Pendant plus d'un an, j'ai cherché des solutions, je me suis démenée pour tout gérer et j'ai essuyé des réflexions inadmissibles. Le pire étant les personnes qui nient totalement votre maladie dans votre famille, dans vos fréquentations ou au travail (celles qui vous ignorent, vous laissent tomber, mais ça ma foi, ça en dit long sur elles et vous n'en voulez pas dans votre vie). Mais ça aussi, ça fait mal et ça PREND LA TÊTE. On ne voit pas le bout du tunnel et on se dit : si personne ne le voit, c'est que ça n'existe pas.
La prise de poids est bien visible
Bon, je ne vais pas faire ouin ouin, je pense qu'après l'opération, je vais perdre un peu de poids. Mais j'ai tout de même pris près de 8 kilos. Donc le rapport à mon corps n'est plus le même, j'ai le ventre brûlé, gonflé, je suis fatiguée et je n'ai pas du tout envie d'aller faire du sport, même si c'est recommandé. Enchaîner les rendez-vous médicaux, c'est fatigant et parfois, ça vous fait mal. Donc il faut apprendre à gérer la douleur et perso, je dors beaucoup et je ne suis pas très active. Et surtout : je ne veux plus qu'on me touche. J'ai été tellement blessée par des personnes à qui je me suis confiée que ça ravive en mois de vieux traumatismes.

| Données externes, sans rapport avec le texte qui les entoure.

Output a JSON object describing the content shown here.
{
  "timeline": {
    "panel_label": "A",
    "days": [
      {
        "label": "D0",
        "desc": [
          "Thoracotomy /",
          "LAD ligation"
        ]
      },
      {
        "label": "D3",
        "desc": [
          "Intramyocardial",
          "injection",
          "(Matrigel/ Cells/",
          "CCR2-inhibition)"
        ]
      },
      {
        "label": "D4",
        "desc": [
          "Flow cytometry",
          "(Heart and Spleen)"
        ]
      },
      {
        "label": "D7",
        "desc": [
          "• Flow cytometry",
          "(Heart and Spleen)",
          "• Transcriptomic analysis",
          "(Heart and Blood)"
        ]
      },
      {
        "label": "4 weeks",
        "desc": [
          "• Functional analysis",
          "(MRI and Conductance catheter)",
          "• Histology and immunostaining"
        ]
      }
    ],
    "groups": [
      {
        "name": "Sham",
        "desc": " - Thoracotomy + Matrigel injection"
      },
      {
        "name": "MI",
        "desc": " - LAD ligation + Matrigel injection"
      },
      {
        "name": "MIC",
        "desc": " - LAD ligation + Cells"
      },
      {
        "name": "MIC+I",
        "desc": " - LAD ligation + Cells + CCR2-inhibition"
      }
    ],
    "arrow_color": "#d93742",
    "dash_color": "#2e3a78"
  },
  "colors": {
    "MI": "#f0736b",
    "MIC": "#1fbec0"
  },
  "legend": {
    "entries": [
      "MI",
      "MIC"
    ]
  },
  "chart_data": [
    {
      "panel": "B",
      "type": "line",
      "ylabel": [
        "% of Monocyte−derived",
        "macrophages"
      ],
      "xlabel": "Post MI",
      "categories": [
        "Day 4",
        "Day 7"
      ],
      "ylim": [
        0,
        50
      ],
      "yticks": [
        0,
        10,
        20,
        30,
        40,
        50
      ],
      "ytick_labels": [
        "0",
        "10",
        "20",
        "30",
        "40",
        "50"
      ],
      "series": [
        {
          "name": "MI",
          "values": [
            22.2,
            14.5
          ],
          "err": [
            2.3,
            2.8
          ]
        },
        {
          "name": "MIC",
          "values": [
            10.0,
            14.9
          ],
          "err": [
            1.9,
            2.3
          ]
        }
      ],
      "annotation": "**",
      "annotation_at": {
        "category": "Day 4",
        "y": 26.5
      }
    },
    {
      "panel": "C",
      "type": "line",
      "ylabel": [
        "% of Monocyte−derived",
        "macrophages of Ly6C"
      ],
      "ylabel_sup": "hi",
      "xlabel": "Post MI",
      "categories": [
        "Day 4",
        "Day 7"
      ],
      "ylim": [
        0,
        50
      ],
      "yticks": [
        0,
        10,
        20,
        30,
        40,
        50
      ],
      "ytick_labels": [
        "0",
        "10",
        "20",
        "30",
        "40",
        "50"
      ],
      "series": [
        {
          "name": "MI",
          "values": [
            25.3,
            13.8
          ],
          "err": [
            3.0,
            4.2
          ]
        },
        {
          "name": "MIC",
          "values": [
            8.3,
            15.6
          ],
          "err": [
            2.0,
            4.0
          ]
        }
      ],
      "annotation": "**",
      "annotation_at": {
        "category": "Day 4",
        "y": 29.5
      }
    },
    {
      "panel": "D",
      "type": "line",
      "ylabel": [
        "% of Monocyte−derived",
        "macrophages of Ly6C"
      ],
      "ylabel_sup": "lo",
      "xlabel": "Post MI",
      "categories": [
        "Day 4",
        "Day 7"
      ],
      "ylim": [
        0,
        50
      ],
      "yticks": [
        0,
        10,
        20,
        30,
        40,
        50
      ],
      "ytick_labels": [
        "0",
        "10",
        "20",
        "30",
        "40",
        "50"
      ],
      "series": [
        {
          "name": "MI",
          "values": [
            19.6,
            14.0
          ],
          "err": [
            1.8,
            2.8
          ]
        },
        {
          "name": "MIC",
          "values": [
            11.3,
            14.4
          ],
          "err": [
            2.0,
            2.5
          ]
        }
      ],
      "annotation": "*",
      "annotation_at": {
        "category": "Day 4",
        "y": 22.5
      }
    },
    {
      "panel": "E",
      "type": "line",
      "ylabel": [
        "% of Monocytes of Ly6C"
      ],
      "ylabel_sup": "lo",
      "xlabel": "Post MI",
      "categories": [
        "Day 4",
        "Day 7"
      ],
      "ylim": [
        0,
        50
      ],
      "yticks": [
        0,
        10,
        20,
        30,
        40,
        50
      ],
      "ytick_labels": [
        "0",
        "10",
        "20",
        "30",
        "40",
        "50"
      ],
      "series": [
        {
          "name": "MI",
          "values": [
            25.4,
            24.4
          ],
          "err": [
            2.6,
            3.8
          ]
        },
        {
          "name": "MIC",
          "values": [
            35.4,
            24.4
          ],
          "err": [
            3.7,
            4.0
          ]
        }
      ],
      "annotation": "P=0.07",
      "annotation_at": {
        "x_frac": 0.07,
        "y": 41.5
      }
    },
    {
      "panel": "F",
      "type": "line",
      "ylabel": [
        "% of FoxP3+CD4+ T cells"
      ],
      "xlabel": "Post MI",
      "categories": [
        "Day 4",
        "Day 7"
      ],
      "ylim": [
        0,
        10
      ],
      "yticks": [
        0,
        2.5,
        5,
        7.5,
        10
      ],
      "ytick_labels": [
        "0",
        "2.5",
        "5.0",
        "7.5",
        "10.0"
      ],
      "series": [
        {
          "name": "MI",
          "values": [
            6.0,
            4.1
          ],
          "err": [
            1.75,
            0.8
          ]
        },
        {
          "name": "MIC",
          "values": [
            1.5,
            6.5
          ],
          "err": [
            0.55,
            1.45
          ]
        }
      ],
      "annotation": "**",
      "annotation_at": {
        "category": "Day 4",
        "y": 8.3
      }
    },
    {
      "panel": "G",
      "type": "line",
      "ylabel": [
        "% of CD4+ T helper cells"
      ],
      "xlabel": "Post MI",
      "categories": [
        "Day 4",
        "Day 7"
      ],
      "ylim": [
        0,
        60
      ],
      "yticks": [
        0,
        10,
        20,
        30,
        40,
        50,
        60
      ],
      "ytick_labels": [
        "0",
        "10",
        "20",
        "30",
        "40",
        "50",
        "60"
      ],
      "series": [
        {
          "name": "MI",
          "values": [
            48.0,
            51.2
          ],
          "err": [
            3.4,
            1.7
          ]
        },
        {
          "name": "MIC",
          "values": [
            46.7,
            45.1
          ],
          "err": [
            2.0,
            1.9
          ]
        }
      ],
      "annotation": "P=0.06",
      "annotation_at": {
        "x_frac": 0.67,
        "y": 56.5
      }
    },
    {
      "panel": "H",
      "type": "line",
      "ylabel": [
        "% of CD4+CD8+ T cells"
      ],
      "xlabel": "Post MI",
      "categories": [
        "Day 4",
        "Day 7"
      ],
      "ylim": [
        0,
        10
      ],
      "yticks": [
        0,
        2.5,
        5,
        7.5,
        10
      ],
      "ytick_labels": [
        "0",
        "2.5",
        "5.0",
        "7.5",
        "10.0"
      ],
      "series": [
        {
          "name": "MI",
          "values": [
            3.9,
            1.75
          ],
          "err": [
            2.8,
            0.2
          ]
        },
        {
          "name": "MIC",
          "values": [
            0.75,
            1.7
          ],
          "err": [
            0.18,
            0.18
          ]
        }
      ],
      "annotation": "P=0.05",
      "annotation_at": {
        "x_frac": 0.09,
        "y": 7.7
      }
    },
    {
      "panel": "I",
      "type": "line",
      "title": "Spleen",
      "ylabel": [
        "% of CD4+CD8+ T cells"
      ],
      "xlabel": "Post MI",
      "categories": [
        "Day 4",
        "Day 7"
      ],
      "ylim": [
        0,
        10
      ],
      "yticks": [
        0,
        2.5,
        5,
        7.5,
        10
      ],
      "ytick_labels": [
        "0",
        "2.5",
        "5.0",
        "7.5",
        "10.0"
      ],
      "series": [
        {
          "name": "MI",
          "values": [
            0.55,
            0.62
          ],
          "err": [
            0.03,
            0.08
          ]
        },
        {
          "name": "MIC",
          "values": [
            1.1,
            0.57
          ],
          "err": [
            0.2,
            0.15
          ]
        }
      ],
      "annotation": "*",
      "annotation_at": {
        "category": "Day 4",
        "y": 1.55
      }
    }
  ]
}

Heureusement, une opération est possible pour enlever les lésions profondes et retrouver, je l'espère, la vie d'avant ou mieux, un nouveau mode de vie. Le poids n'est pas un indicateur clé de bien-être, bien entendu, mais tout ce que je décris participe à un déséquilibre physique et mental.
Ce que vous voyez le jour, c'est une personne souriante, qui parfois ronchonne si elle doit se défendre ou si elle a mal, mais dès que je suis seule, je doute, je pleure, j'ai mal et j'ai envie que ça s'arrête.
Je sais que d'autres femmes n'en parlent pas, qu'elles n'ont aucune aide, qu'il y a une errance médicale, des informations à aller chercher toute seule, des professionnels à contacter pour aller mieux justement, au lieu de les y aider on les juge et ça fait mal. Je sais à quel point c'est important l'écoute, les conseils et le soutien des autres. Alors, je suis là pour vous si vous en avez besoin et adhérez vite à EndoFrance.
Je repense à ma voisine qui m'a demandé avec délicatesse de quelle maladie je souffre et je lui en ai parlé librement. J'en parle aussi aux hommes, car à mes yeux, il ne s'agit pas de se plaindre, mais de faire avancer le sujet, le faire connaître et libérer la parole. J'en parle à tout le monde, car je m'en fou : c'est la vérité, ma vérité et ce que je traverse, et même si on peut me dire que toute vérité n'est pas bonne à dire : j'ai une endométriose et d'autres femmes aussi et on n'en parle pas assez et on fait comme si ça n'existait pas et cette invisibilisation nous met en danger. Alors que pendant ce temps, il y a des équipes médicales qui se démènent pour soigner, pour écouter, pour limiter l'impact de cette maladie sur la vie des femmes.
Comme dit la chanson de Souchon : "on avance, on avance, on avance... Tu vois pas tout ce qu'on dépense. On avance. Faut pas qu'on réfléchisse ni qu'on pense. Il faut qu'on avance."